Solving the Challenge of Evolving Data Schemas with Agentic AI
Managing data pipelines can be complex, especially when dealing with data coming from upstream applications that constantly evolve. A significant challenge arises when these applications send unstructured data or modify the structure of their messages – a process known as schema evolution. Traditionally, handling this involves significant manual effort and coordination.
The Traditional Approach vs. the Problem
Typically, data flows from applications sending messages through systems like Kafka, which are then consumed and stored, perhaps on platforms like Delta Lake or Iceberg. Downstream consumers, such as other micro-services, applications, agents, or analytical tools, rely on a schema registry to ensure the message shape is consistent. In a traditional setup, when an upstream application changes its message structure (i.e., the schema evolves), it requires a collaborative effort between the product manager, data engineer, and upstream developer. They must agree on the new schema, update the schema registry, and ensure the ETL pipeline and consumers can handle the changes before the new data fields become available for analytics.
However, this manual process struggles to keep pace with frequent changes and the introduction of unstructured data.

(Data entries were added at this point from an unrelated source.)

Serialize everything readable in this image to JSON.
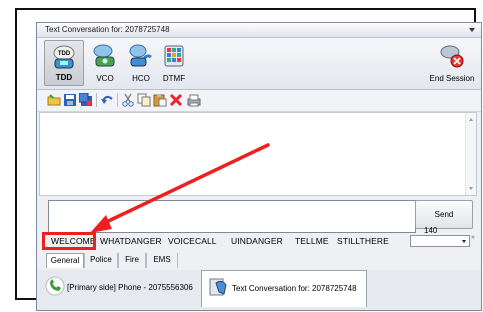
{
  "window": {
    "title": "Text Conversation for: 2078725748"
  },
  "ribbon": {
    "buttons": [
      {
        "label": "TDD",
        "icon": "tdd-phone-icon"
      },
      {
        "label": "VCO",
        "icon": "vco-icon"
      },
      {
        "label": "HCO",
        "icon": "hco-icon"
      },
      {
        "label": "DTMF",
        "icon": "dtmf-keypad-icon"
      }
    ],
    "end_session_label": "End Session"
  },
  "toolbar": {
    "icons": [
      "open-folder-icon",
      "save-icon",
      "save-all-icon",
      "undo-icon",
      "cut-icon",
      "copy-icon",
      "paste-icon",
      "delete-icon",
      "print-icon"
    ]
  },
  "composer": {
    "send_label": "Send",
    "char_count": "140",
    "value": ""
  },
  "quick_phrases": [
    "WELCOME",
    "WHATDANGER",
    "VOICECALL",
    "UINDANGER",
    "TELLME",
    "STILLTHERE"
  ],
  "phrase_more": "»",
  "category_tabs": [
    "General",
    "Police",
    "Fire",
    "EMS"
  ],
  "active_category": "General",
  "document_tabs": [
    {
      "label": "[Primary side] Phone - 2075556306",
      "icon": "phone-handset-icon"
    },
    {
      "label": "Text Conversation for: 2078725748",
      "icon": "text-conversation-icon"
    }
  ],
  "colors": {
    "annotation": "#ef1f1f",
    "accent": "#2b62b8"
  }
}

The video demonstrates this by showing a producer simulating different versions of an application sending events with evolving message shapes. Initially, when version 1.1 introduces a new field like "phone," the data arrives, but because the schema registry hasn't been updated manually, the new field isn't recognized or available for querying.
Introducing Agentic AI to Automate Schema Evolution
The video introduces a solution using agentic AI to automate this process. An agent, named Atlas (bundled with a system called Walt), is presented as a data engineering agent. This agent has the ability to reason and introspect the data schema.
Here's how we addresses the schema evolution challenge:
• Detection: We constantly works through different pieces of data. It reads the existing schema registry and compares it with the incoming messages. It detects when a schema evolution has occurred.
• Introspection and Reasoning: The agent doesn't just detect changes; it can understand them. The video explains that Atlas looks at different versions of the data, reads the schema registry, and can even read the source code from places like GitHub. By combining the message shape information with the source code, Atlas can triangulate the purpose of the new fields. For instance, when the "phone" field was introduced in version 1.1, Atlas detected it, figured out it was a new field, and even described it as the "applicant's phone number".
• Automated Schema Update: Once Atlas understands the new schema and the purpose of the fields, it automatically updates the schema registry. The demonstration shows the agent adding the new fields it detected to the schema registry and even performing QA on the changes.
• Data Availability: With the schema registry updated, the new data fields immediately become available for querying and analytics without any human involvement. The example shows that after Atlas updated the schema, asking about the onboarding funnel again now included the newly added "phone" field.
The demonstration is further extended by showing Atlas handling multiple version releases (1.1, 1.2, 1.3) simultaneously. Even when message shapes become significantly more complex, potentially including large unstructured data like PDFs within a field, Atlas can detect the changes, reason about them (using its ability to read code), and automatically update the schema registry to make the entire funnel available.
In essence, data agents like Atlas can automate the tedious and error-prone process of managing schema evolution from upstream data producers, allowing new data fields to be leveraged for real-time intelligence and analytics much faster and without requiring manual intervention from product managers, data engineers, or developers for every schema change.